×

Tourleben in Gefahr

Label-Gruppe Beggars Group warnt vor den Folgen des Brexit, insbesondere für Indies

News von Backstage PRO
veröffentlicht am 02.08.2018

beggars group bpi brexit urheberrecht tourplanung diy booking merchandise musikbusiness musikmarkt

Label-Gruppe Beggars Group warnt vor den Folgen des Brexit, insbesondere für Indies

© freestocks.org

Der Label-Zusammenschluss Beggars Group warnt vor den Folgen, die der Brexit auf die britische Musikindustrie haben könnte, insbesondere auf Indie-Labels, -künstlerinnen und -künstler.

Die Beggars Group vereint namhafte Independent-Labels wie etwa Rough Trade, Matador oder 4AD. In einem Statement gegenüber dem London Evening Standard gibt sich der Leiter der Gruppe besorgt über den Austritt des Vereinigten Königreiches aus der Europäischen Union, den sogenannten Brexit.

Not On Tour

Befürchtet werden Einschränkungen der freien Reise innerhalb der EU. Für Künstler und Künstlerinnen könnte so das Touren innerhalb Europas – bisher ein wichtiger Weg, die Popularität zu steigern – signifikant erschwert werden. Gerade auch für Independent-Künstler, die ein geringeres Budget zur Verfügung haben als große "Stars".
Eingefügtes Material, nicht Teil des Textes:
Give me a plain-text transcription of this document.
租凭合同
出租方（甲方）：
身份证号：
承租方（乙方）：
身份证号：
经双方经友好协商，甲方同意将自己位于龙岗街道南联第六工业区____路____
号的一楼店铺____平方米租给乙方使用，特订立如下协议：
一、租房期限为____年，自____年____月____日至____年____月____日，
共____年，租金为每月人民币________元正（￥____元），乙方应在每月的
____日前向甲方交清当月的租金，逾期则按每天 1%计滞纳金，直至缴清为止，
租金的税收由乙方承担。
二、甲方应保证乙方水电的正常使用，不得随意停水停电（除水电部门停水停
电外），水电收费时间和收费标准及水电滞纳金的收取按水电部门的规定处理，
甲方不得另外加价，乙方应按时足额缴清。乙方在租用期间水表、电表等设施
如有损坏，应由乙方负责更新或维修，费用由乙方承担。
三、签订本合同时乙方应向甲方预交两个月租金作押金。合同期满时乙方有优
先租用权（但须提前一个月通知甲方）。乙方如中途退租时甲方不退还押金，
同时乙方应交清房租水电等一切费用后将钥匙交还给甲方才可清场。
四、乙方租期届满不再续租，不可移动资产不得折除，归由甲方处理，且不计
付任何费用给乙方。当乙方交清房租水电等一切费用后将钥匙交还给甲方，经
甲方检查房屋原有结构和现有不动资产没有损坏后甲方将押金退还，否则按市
Weiterhin ist man besorgt über eventuelle Zölle und Abgaben sowie die Besteuerung von Tantiemen. Von diesen könnte beispielsweise der Merchandise- bzw. Tonträger-Verkauf via Mailorder betroffen sein, der wiederum gerade für unbekanntere Künstler, die ihr Merch eventuell komplett selbst vertreiben, eine wichtige Einnahmequelle darstellt. 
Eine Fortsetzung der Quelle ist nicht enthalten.